BigQuery WITH & CTE Statements: Syntax & Usage Simplified 101

By: Published: September 28, 2021

BigQuery WITH Feature Image

The Common table expressions, commonly known as CTEs in SQL Server, is a tool that allows users to design and arrange queries. It has faster development, troubleshooting, and performance improvement. Common table expressions are a functional feature in SQL that will enable you to perform multi-step and complex transformations in a single easy-to-read query. Because of their readability and flexibility, CTEs are a useful tool for beginners and experts alike.

CTE in SQL Server provides users with a convenient way to query data faster and make it more readable. It is similar to using SQL commands like temp tables and sub-queries. With CTEs (also called SQL WITH clauses), you have quick troubleshooting options, as you can create multiple statements and run select statements inside the CTE. Read on to find more about BigQuery WITH statements, their syntax, benefits, and tips to write them. 

Table of Contents

Prerequisites

  • Understanding of SQL

Introduction to BigQuery

BigQuery WITH: BigQuery Logo
Image Source

Google’s BigQuery is a cloud-native, enterprise-grade data warehouse that was first launched in 2012. Since its inception, BigQuery has evolved into a more economical and fully managed data warehouse that enables users to run blazing fast, interactive, ad hoc queries on petabyte-scale datasets. In addition, BigQuery now integrates with various Google Cloud Platform (GCP) services and third-party tools, making it more valuable.

Since BigQuery is a serverless platform, there are no servers to manage or database software to install. BigQuery service contains underlying software and infrastructure, including high availability, flexible pricing, and scalability. 

BigQuery exposes a simple client interface where users can run interactive queries if they know little about its underlying architecture.

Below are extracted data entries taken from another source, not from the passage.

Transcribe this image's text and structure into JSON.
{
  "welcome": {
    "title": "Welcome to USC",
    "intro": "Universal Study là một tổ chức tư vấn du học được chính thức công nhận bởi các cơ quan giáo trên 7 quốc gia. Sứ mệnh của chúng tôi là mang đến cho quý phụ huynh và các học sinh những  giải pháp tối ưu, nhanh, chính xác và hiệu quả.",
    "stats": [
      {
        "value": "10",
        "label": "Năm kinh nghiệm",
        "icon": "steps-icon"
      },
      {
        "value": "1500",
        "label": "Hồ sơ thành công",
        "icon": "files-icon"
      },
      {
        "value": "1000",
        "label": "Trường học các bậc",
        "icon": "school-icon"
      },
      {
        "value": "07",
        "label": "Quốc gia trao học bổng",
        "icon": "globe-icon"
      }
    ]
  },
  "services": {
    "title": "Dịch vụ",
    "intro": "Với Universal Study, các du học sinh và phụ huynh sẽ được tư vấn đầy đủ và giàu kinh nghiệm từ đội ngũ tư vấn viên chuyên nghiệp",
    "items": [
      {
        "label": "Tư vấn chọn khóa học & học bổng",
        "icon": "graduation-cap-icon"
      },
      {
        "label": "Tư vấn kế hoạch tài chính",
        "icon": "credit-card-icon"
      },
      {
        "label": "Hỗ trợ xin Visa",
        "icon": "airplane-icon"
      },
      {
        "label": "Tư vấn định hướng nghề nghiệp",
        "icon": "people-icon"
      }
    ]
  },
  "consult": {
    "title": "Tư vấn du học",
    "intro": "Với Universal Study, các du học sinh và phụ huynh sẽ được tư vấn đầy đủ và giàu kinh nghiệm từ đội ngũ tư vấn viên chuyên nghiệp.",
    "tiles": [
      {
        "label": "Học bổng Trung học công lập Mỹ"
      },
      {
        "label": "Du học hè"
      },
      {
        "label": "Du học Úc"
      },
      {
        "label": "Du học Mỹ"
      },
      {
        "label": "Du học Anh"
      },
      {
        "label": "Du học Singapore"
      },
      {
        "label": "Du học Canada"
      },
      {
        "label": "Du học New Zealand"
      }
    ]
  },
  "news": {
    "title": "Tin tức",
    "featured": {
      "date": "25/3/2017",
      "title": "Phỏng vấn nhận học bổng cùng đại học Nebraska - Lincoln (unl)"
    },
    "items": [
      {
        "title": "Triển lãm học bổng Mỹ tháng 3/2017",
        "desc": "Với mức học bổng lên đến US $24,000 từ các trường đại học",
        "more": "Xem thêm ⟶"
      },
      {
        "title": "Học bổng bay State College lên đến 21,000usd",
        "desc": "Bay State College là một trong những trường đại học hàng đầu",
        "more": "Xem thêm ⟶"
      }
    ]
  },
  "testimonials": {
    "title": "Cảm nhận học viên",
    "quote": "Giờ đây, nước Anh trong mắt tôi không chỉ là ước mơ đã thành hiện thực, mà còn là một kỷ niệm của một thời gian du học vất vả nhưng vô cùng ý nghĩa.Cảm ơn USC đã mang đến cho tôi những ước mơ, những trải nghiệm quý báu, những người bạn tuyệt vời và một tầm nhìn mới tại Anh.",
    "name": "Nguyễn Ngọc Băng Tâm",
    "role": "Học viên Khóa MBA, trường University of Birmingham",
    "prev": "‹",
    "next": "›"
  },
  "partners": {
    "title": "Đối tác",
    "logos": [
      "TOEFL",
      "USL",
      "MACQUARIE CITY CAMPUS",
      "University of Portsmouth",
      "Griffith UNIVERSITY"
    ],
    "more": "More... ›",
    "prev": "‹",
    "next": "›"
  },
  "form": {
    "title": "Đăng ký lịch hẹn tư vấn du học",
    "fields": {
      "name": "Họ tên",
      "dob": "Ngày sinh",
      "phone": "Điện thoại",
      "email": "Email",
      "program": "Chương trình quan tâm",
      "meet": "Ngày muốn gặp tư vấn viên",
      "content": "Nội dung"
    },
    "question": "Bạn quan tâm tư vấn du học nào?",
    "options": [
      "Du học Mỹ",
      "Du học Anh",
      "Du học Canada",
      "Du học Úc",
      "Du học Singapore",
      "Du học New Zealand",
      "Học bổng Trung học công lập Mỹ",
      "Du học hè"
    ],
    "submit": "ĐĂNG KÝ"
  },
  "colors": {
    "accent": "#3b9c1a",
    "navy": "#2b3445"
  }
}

To get started with BigQuery, you must import your data into BigQuery and then write your queries using SQL dialects offered by BigQuery. A good understanding of BigQuery architecture is helpful when implementing various queries, including controlling costs, optimizing query performance, and optimizing storage. 

Introduction to Common Table Expressions (CTEs)

A common table expression or CTE was introduced in the fourth SQL revision, SQL:1999. It is a relatively new SQL feature. SQL Server first introduced them in 2005, and then PostgreSQL and MySQL made them available starting with Version 8.4 in 2009 and Version 8.0. in 2018, respectively. 

CTE is a temporary dataset returned by a query, which is then used by another query. It’s temporary because the system does not store the results anywhere; it exists only when you run the query. The Common Table Expressions (CTE) is used in standard SQL to simplify various SQL Query classes for which a derived table was unsuitable. You can reference a CTE within the INSERT, SELECT, UPDATE, CREATE or DELETE statement in SQL. As of SQL Server 2008, you can now add a CTE to the MERGE statement.

Here is a standard CTE syntax:

BigQuery WITH: CTE Syntax
Image Source

There are two types of CTEs:

1. Non-recursive CTEs

Non-Recursive CTEs are when you don’t use any recursion or repeated processing in a sub-routine. The following example creates a simple Non-Recursive CTE to display the row number from 1 to 10:

BigQuery WITH: Non-recursive CTEs
Image Source

2. Recursive CTEs

Recursive CTEs use repeated procedural loops, and the recursive query calls itself until the query satisfies the condition. In a recursive CTE, there must be a ‘where’ condition to terminate the recursion:

BigQuery WITH: Recursive CTEs
Image Source

Simplify your Data Analysis with Hevo’s No-code Data Pipeline

A fully managed No-code Data Pipeline platform like Hevo Data helps you integrate data from 100+ data sources (including 40+ Free Data Sources) to a destination of your choice like Google BigQuery in real-time in an effortless manner. Hevo with its minimal learning curve can be set up in just a few minutes allowing the users to load data without having to compromise performance. Its strong integration with umpteenth sources allows users to bring in data of different kinds in a smooth fashion without having to code a single line. 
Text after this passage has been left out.